Fig. 4.
CXCR4 mediates homing and repopulation of NOD/SCID mice by R4− cells.
(A) Transplantation of R4− cells at day 0 (▪, left panel), followed by antihuman CXCR4 mAb intraperitoneal injection at the indicated time points (■, left panel). R4− cells cultured with 5-cytokine combination for 24 hours (middle panel) or 48 hours (right panel) were coinjected without (▪) or with (■) anti-CXCR4 mAb (10 μg/mouse). Engraftment levels were determined 5 to 6 weeks later. Data present mean ± SE values of 3 independent experiments, 4 mice per group; P < .05. (B) Representative FACS analysis of BM samples of highly engrafted mice that received transplants of R4− cells cultured for 48 hours with 5 cytokines. (Bi) Cells injected without (Bi-Bii) or with (Biii) anti-CXCR4 mAb (10 μg/mouse).

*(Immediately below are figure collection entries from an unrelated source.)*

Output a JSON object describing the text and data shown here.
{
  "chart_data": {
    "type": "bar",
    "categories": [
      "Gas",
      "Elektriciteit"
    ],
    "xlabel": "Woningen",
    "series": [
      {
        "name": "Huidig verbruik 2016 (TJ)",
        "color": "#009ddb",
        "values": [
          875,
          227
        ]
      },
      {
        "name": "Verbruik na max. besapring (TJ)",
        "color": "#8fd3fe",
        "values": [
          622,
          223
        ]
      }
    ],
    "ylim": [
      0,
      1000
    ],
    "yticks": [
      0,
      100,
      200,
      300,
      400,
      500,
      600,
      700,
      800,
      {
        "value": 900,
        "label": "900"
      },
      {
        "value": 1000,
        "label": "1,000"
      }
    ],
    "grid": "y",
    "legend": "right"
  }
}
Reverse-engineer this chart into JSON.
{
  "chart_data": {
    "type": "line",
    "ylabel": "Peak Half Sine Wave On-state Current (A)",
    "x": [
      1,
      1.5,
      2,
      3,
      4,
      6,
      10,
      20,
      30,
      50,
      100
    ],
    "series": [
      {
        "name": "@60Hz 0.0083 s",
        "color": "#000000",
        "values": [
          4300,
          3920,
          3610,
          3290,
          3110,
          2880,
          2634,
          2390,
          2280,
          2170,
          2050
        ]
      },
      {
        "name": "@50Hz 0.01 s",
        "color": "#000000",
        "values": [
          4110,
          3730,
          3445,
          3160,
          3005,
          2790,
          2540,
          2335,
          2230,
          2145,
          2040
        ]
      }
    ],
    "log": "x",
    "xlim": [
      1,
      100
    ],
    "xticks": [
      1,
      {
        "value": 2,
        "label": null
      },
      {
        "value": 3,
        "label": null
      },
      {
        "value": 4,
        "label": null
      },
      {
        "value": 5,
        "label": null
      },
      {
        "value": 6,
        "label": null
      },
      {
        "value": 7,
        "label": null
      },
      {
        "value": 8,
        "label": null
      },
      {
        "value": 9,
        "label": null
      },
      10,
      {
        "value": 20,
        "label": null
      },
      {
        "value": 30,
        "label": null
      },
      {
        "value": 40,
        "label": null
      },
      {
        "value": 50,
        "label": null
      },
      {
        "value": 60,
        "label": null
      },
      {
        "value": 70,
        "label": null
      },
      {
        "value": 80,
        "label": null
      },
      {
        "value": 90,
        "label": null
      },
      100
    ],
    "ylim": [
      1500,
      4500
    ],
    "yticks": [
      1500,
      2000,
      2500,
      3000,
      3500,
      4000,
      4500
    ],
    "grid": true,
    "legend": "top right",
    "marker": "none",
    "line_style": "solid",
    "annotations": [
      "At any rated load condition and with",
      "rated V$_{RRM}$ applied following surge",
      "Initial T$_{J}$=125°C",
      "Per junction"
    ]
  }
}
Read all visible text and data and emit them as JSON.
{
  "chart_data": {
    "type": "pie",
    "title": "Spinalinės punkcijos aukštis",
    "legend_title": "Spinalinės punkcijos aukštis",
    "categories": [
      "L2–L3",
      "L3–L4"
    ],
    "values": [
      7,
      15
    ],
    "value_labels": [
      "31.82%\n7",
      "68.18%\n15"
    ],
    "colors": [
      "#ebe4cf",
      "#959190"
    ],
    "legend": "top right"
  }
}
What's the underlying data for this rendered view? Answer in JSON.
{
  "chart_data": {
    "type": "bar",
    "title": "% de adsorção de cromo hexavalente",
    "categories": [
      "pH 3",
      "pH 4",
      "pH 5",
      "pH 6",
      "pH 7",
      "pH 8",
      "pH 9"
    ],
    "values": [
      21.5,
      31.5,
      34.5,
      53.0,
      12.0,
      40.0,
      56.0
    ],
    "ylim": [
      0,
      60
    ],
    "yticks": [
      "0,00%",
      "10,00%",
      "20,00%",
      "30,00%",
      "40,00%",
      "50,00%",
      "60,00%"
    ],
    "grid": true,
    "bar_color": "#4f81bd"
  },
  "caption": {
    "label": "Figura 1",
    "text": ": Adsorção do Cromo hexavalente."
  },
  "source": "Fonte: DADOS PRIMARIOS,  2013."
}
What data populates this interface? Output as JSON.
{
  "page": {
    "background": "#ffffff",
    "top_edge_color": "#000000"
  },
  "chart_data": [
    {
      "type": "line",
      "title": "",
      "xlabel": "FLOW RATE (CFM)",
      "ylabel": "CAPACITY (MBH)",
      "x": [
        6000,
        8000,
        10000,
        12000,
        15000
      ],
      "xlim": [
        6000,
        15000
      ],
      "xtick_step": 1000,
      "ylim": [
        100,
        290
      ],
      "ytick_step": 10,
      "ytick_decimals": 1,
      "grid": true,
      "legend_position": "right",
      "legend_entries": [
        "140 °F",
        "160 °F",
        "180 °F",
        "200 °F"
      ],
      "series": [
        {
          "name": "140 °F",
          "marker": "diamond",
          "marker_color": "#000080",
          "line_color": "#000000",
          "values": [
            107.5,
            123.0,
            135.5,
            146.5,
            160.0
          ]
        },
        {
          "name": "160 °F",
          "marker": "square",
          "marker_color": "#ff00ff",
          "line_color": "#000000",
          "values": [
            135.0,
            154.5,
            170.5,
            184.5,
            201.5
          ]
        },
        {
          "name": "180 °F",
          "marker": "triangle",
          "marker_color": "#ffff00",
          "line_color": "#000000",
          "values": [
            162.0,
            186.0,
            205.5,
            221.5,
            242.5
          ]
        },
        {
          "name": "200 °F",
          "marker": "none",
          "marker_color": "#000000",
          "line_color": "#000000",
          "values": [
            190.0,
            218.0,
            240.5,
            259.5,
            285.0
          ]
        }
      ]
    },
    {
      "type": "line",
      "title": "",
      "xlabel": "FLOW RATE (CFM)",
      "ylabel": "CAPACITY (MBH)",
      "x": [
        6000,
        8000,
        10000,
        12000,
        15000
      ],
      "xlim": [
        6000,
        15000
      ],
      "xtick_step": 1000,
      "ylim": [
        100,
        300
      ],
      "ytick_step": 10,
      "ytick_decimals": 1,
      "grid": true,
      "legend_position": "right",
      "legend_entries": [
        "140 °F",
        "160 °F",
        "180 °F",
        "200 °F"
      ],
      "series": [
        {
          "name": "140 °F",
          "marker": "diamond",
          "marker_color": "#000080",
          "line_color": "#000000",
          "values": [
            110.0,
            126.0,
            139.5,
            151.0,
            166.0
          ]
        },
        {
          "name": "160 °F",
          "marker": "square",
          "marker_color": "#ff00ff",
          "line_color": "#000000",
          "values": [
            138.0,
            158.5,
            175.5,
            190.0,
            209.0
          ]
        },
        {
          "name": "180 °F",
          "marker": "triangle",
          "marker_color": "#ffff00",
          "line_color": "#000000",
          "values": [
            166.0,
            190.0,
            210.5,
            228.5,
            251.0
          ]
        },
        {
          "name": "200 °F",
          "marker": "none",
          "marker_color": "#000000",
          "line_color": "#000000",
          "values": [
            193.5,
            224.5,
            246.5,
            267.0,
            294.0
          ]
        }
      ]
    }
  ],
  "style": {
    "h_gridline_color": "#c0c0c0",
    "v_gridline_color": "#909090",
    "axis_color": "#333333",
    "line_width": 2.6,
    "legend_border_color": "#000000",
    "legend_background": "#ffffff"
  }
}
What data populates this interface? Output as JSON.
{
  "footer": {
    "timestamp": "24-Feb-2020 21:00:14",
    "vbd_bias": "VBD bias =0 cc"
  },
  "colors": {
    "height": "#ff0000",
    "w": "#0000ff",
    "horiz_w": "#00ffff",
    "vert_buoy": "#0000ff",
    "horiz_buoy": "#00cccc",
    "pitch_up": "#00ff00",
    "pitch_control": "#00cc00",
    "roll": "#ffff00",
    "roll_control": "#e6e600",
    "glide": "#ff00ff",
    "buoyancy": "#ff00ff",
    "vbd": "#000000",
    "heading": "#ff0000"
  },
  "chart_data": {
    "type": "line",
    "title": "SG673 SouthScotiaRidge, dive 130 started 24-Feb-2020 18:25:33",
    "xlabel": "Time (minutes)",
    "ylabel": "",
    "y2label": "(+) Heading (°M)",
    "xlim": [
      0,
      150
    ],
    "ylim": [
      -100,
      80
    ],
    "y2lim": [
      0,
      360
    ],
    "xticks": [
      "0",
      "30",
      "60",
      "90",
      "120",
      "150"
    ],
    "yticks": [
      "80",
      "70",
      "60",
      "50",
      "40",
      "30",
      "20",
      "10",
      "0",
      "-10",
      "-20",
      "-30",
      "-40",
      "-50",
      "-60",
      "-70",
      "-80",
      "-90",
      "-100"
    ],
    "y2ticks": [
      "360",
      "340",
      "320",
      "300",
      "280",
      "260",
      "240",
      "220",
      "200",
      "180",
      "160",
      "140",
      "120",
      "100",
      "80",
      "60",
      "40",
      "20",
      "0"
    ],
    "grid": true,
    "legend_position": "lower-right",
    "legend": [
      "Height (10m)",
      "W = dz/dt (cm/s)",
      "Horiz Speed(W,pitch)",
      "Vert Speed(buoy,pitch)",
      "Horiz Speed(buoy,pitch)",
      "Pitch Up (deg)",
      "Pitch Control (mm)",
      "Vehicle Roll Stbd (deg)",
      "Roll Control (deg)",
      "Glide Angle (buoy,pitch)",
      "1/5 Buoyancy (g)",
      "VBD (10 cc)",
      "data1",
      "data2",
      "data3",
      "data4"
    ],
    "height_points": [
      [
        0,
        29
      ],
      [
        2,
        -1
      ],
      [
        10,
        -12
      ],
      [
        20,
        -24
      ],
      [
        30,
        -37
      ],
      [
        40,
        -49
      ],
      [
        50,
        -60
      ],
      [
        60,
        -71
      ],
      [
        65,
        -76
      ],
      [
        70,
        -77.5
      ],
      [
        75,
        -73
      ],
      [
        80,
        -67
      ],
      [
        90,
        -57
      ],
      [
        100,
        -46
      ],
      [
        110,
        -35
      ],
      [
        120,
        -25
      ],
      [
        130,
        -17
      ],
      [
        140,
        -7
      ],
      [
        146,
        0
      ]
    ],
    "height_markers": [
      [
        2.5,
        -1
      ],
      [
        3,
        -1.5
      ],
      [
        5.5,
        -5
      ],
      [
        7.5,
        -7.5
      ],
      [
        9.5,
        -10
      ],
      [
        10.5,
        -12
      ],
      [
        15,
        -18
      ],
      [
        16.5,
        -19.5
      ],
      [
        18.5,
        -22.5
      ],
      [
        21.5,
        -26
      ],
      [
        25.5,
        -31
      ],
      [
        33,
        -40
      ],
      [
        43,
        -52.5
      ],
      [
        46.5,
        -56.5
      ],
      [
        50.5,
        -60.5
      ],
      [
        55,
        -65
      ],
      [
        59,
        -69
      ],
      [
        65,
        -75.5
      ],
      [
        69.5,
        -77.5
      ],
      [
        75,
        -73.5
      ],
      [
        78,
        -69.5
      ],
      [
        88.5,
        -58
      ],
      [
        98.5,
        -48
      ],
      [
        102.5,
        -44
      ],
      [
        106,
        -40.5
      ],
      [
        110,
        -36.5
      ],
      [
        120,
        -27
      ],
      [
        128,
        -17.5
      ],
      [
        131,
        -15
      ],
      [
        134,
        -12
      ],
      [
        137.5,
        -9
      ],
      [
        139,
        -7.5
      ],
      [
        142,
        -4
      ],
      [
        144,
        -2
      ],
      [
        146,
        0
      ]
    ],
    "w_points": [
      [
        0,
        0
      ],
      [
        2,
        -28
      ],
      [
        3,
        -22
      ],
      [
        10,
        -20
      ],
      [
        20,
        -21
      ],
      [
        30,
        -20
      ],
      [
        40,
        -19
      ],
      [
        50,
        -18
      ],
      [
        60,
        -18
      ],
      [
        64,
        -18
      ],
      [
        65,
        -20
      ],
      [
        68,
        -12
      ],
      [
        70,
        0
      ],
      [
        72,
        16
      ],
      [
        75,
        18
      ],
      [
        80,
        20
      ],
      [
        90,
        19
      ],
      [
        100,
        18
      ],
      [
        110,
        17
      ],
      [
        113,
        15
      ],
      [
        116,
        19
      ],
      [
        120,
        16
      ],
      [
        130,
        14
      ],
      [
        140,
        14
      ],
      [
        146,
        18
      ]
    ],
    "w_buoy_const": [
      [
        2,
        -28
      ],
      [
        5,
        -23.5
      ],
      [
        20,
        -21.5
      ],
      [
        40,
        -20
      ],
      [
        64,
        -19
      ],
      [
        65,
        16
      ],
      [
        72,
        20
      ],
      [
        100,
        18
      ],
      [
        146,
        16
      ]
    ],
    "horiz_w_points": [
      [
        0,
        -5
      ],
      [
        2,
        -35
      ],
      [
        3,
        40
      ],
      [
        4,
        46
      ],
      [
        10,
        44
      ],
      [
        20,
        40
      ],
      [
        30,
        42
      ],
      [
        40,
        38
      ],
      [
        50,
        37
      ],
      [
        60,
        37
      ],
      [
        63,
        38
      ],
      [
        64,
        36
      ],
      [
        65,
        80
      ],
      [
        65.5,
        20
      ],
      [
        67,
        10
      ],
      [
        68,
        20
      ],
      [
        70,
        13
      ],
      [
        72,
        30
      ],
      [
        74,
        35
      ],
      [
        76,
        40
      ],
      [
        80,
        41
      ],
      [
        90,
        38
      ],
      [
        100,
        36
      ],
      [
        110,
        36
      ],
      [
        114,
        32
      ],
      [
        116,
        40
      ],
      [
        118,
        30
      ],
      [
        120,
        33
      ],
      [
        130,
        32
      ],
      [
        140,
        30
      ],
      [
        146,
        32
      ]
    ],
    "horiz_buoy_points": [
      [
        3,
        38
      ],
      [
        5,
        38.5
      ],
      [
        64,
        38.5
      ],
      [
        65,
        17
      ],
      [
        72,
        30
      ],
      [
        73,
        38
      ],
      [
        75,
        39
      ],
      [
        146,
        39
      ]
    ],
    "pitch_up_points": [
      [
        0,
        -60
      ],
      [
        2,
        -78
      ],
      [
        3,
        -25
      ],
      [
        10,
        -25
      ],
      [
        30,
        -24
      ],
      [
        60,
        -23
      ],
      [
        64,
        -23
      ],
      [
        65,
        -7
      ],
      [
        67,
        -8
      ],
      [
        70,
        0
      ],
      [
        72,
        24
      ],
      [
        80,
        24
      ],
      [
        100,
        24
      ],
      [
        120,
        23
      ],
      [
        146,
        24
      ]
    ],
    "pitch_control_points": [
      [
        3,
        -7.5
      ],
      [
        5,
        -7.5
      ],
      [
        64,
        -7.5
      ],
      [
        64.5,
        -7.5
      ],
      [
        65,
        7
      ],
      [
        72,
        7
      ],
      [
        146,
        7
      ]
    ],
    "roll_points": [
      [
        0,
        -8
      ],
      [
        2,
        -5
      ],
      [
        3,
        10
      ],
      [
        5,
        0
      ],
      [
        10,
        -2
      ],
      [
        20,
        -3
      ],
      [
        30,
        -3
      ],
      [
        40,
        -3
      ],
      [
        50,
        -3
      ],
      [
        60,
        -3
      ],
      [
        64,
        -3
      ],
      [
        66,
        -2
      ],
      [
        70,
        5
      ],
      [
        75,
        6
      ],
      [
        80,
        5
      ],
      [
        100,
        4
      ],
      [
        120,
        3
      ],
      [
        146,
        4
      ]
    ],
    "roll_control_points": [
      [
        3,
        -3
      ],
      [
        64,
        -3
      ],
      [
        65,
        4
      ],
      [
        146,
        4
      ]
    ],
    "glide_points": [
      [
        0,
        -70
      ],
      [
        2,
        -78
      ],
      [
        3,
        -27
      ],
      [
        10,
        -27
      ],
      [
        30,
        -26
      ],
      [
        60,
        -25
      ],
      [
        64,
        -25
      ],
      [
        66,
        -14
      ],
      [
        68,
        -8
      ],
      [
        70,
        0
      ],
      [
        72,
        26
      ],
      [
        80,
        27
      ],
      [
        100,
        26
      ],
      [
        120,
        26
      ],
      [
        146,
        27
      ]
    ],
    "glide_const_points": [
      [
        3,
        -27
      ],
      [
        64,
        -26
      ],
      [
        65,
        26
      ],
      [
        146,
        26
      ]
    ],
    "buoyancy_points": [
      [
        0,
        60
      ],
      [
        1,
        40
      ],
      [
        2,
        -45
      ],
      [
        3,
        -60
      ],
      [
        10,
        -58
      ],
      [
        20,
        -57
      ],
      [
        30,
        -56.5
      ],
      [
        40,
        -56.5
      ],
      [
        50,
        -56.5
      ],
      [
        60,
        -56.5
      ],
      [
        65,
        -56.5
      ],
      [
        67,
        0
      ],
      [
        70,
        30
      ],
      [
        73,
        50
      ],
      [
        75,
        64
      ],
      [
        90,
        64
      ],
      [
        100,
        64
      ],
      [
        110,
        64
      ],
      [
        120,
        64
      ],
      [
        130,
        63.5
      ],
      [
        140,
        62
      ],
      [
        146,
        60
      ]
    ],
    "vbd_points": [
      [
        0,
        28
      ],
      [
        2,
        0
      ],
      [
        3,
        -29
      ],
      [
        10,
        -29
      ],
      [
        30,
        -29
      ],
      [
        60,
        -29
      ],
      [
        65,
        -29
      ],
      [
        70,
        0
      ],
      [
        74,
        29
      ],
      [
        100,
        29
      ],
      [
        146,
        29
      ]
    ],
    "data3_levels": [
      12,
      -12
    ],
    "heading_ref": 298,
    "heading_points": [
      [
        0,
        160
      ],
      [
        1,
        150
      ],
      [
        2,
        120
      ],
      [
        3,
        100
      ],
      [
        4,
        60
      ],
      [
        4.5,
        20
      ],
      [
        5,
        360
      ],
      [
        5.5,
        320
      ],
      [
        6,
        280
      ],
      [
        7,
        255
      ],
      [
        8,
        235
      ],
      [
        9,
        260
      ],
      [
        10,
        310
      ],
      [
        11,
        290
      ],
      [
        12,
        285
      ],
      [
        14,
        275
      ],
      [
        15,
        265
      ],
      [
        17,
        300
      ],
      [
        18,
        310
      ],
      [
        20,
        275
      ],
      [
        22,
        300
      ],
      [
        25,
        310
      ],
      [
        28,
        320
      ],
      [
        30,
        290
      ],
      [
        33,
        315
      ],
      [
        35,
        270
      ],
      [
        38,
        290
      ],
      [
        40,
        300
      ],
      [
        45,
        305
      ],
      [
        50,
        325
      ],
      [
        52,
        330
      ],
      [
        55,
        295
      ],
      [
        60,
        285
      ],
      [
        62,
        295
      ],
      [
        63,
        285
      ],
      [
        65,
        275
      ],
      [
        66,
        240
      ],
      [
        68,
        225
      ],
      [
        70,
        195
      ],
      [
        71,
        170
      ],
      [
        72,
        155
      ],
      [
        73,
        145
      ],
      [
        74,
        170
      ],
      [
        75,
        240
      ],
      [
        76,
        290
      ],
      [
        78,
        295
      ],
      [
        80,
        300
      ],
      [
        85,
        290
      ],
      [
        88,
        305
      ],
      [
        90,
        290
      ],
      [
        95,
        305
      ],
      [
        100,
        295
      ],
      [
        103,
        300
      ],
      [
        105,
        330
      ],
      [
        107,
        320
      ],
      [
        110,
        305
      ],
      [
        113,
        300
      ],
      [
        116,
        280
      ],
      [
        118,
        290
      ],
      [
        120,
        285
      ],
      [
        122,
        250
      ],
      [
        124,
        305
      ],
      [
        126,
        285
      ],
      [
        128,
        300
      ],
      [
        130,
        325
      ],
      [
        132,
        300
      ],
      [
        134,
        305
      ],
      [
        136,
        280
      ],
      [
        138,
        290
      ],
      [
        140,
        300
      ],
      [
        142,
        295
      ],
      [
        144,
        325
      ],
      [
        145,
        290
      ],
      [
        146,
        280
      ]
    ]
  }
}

Samples were stained with antihuman CD45 and CD19 (Bi, Biii) or CXCR4 (Bii). (C) Homing of R4− cells and enriched CD34+ cells into the BM and spleen of NOD/SCID mice that underwent transplantation at indicated time points; P < .05. Three experiments are summarized. (D) Representative FACS analysis of homed human cells to the murine BM. (Di) R4− cells, time 0, before transplantation. (Dii) Nontransplanted mouse BM. (Diii) A mouse that received a transplant of total CD34+ cells (16 hours following transplantation). (Div) A mouse that received a transplant of R4− sorted cells, time 0 sorted cells and cells in the murine BM 29 hours following transplantation.